Even still, there is something odd about The Minefield Girl clinging so staunchly to some of the fine art world’s most dominant paradigms, as Spotify aims to prove its viability as a mass-market media platform. In general, Spotify faces the challenge of telling a coherent brand story that veers in opposite directions across multiple axes — niche versus scalable tastes, undivided versus fragmented attention, unlimited versus bounded options, driving versus lowering the value of recorded music — without being pulled apart into pieces in the process.
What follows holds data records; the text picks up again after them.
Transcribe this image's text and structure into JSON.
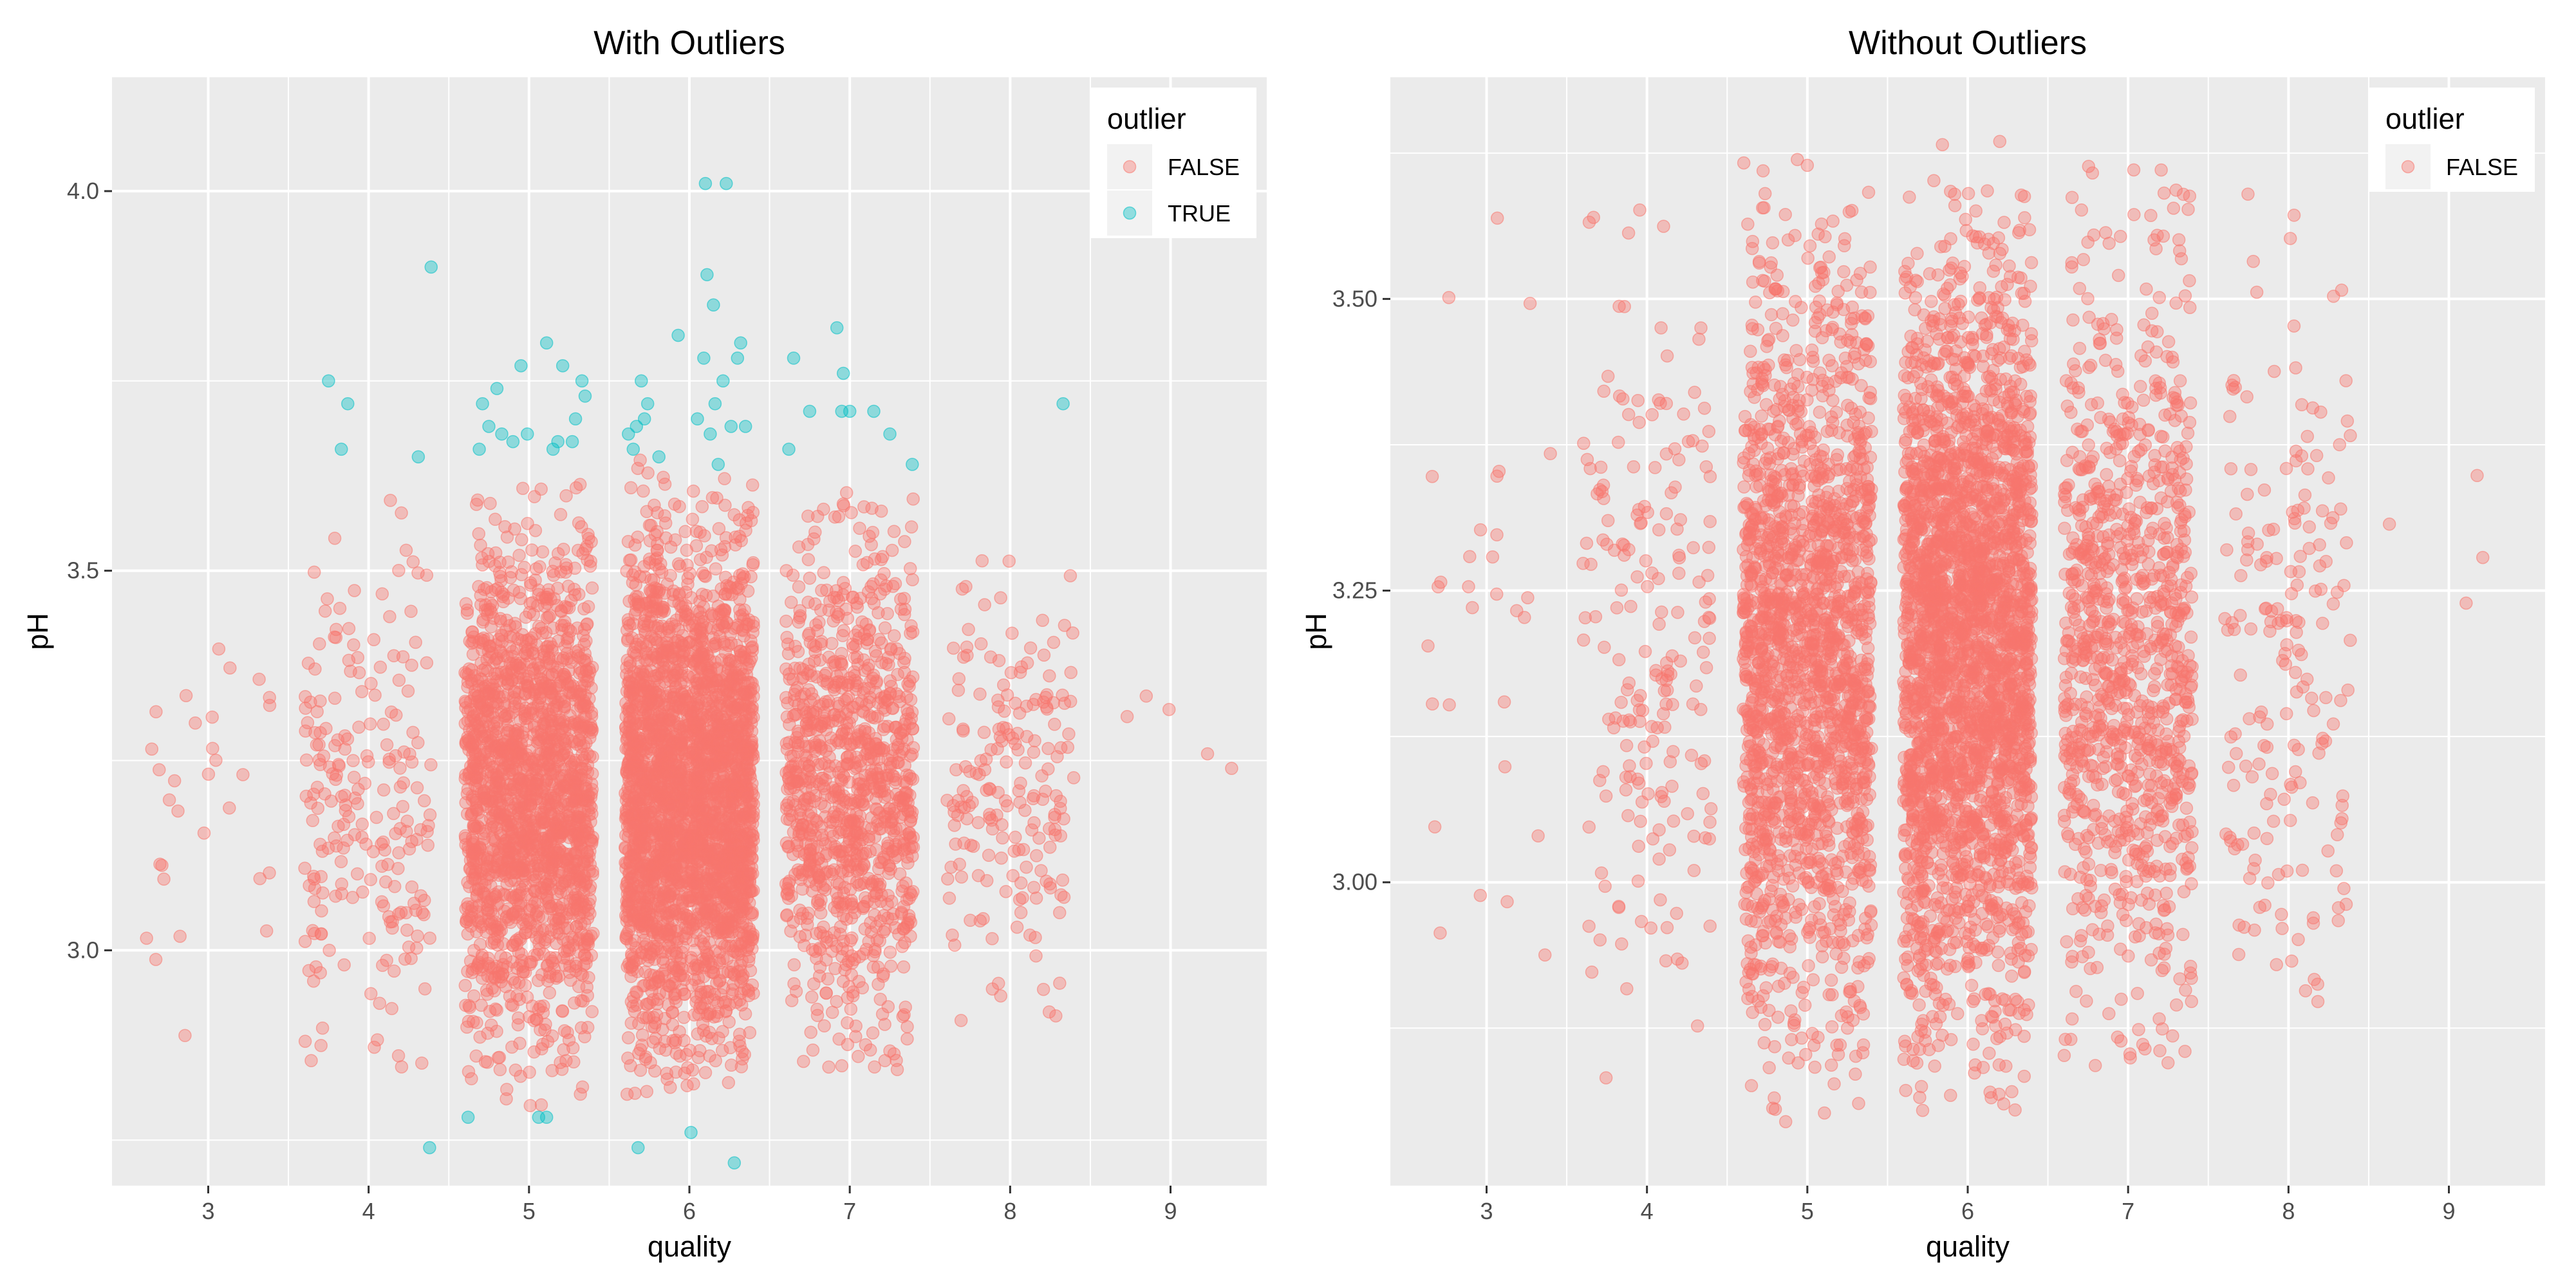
{
  "chart_data": [
    {
      "type": "scatter",
      "title": "With Outliers",
      "xlabel": "quality",
      "ylabel": "pH",
      "xlim": [
        2.4,
        9.6
      ],
      "ylim": [
        2.69,
        4.15
      ],
      "x_ticks": [
        3,
        4,
        5,
        6,
        7,
        8,
        9
      ],
      "y_ticks": [
        3.0,
        3.5,
        4.0
      ],
      "y_tick_labels": [
        "3.0",
        "3.5",
        "4.0"
      ],
      "grid": true,
      "jitter": 0.4,
      "legend": {
        "title": "outlier",
        "placement": "top-right",
        "entries": [
          "FALSE",
          "TRUE"
        ]
      },
      "series": [
        {
          "name": "FALSE",
          "color": "#F8766D",
          "groups": [
            {
              "x": 3,
              "count": 30,
              "y_range": [
                2.87,
                3.63
              ]
            },
            {
              "x": 4,
              "count": 216,
              "y_range": [
                2.82,
                3.63
              ]
            },
            {
              "x": 5,
              "count": 1900,
              "y_range": [
                2.79,
                3.64
              ]
            },
            {
              "x": 6,
              "count": 2800,
              "y_range": [
                2.8,
                3.65
              ]
            },
            {
              "x": 7,
              "count": 1050,
              "y_range": [
                2.84,
                3.62
              ]
            },
            {
              "x": 8,
              "count": 190,
              "y_range": [
                2.88,
                3.59
              ]
            },
            {
              "x": 9,
              "count": 5,
              "y_range": [
                3.2,
                3.41
              ]
            }
          ]
        },
        {
          "name": "TRUE",
          "color": "#00BFC4",
          "points": [
            [
              3.75,
              3.75
            ],
            [
              3.83,
              3.66
            ],
            [
              3.87,
              3.72
            ],
            [
              4.31,
              3.65
            ],
            [
              4.38,
              2.74
            ],
            [
              4.39,
              3.9
            ],
            [
              4.62,
              2.78
            ],
            [
              4.69,
              3.66
            ],
            [
              4.71,
              3.72
            ],
            [
              4.75,
              3.69
            ],
            [
              4.8,
              3.74
            ],
            [
              4.83,
              3.68
            ],
            [
              4.9,
              3.67
            ],
            [
              4.95,
              3.77
            ],
            [
              4.99,
              3.68
            ],
            [
              5.06,
              2.78
            ],
            [
              5.11,
              2.78
            ],
            [
              5.11,
              3.8
            ],
            [
              5.15,
              3.66
            ],
            [
              5.18,
              3.67
            ],
            [
              5.21,
              3.77
            ],
            [
              5.27,
              3.67
            ],
            [
              5.29,
              3.7
            ],
            [
              5.33,
              3.75
            ],
            [
              5.35,
              3.73
            ],
            [
              5.62,
              3.68
            ],
            [
              5.65,
              3.66
            ],
            [
              5.67,
              3.69
            ],
            [
              5.68,
              2.74
            ],
            [
              5.7,
              3.75
            ],
            [
              5.72,
              3.7
            ],
            [
              5.74,
              3.72
            ],
            [
              5.81,
              3.65
            ],
            [
              5.93,
              3.81
            ],
            [
              6.01,
              2.76
            ],
            [
              6.05,
              3.7
            ],
            [
              6.09,
              3.78
            ],
            [
              6.1,
              4.01
            ],
            [
              6.11,
              3.89
            ],
            [
              6.13,
              3.68
            ],
            [
              6.15,
              3.85
            ],
            [
              6.16,
              3.72
            ],
            [
              6.18,
              3.64
            ],
            [
              6.21,
              3.75
            ],
            [
              6.23,
              4.01
            ],
            [
              6.26,
              3.69
            ],
            [
              6.28,
              2.72
            ],
            [
              6.3,
              3.78
            ],
            [
              6.32,
              3.8
            ],
            [
              6.35,
              3.69
            ],
            [
              6.62,
              3.66
            ],
            [
              6.65,
              3.78
            ],
            [
              6.75,
              3.71
            ],
            [
              6.92,
              3.82
            ],
            [
              6.95,
              3.71
            ],
            [
              6.96,
              3.76
            ],
            [
              7.0,
              3.71
            ],
            [
              7.15,
              3.71
            ],
            [
              7.25,
              3.68
            ],
            [
              7.39,
              3.64
            ],
            [
              8.33,
              3.72
            ]
          ]
        }
      ]
    },
    {
      "type": "scatter",
      "title": "Without Outliers",
      "xlabel": "quality",
      "ylabel": "pH",
      "xlim": [
        2.4,
        9.6
      ],
      "ylim": [
        2.74,
        3.69
      ],
      "x_ticks": [
        3,
        4,
        5,
        6,
        7,
        8,
        9
      ],
      "y_ticks": [
        3.0,
        3.25,
        3.5
      ],
      "y_tick_labels": [
        "3.00",
        "3.25",
        "3.50"
      ],
      "grid": true,
      "jitter": 0.4,
      "legend": {
        "title": "outlier",
        "placement": "top-right",
        "entries": [
          "FALSE"
        ]
      },
      "series": [
        {
          "name": "FALSE",
          "color": "#F8766D",
          "groups": [
            {
              "x": 3,
              "count": 30,
              "y_range": [
                2.87,
                3.63
              ]
            },
            {
              "x": 4,
              "count": 200,
              "y_range": [
                2.82,
                3.63
              ]
            },
            {
              "x": 5,
              "count": 1880,
              "y_range": [
                2.79,
                3.64
              ]
            },
            {
              "x": 6,
              "count": 2760,
              "y_range": [
                2.8,
                3.64
              ]
            },
            {
              "x": 7,
              "count": 1030,
              "y_range": [
                2.84,
                3.62
              ]
            },
            {
              "x": 8,
              "count": 188,
              "y_range": [
                2.88,
                3.59
              ]
            },
            {
              "x": 9,
              "count": 4,
              "y_range": [
                3.2,
                3.41
              ]
            }
          ]
        }
      ]
    }
  ]
}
But the art world wants to learn from Spotify, too. Amidst decreasing funds from government and philanthropic organizations, as well as a strained membership culture with churn rates as high as 70 percent, museums are increasingly looking to Spotify and other digital media platforms for inspiration around new subscription models, short-form programming and innovations around the value proposition of “free admission” (the analog to Spotify’s free tier). Ray Weaver, former assistant professor of marketing at Harvard Business School, argued that some of the most profitable internet businesses, including Apple and Facebook, are like museum curators in their own right: serving as decision-making proxies for an ever more distracted consumer base by organizing noise and limiting choice, while at the same time crafting engaging, honest stories behind each choice.
Kessler says at the end of the day, Spotlight will open more opportunities for artists.
“This is just like how actors used to have only two career paths: go to Hollywood, or perform onstage on Broadway,” says Kessler. “Now there are so many more possibilities for actors compared to traditional media, from distributing your own web series to starring in original shows on platforms like Netflix and Hulu. In the same way, [Spotlight] is a brand-new, expansive territory for audiovisual media which is going to offer more possibilities to artists from all backgrounds.”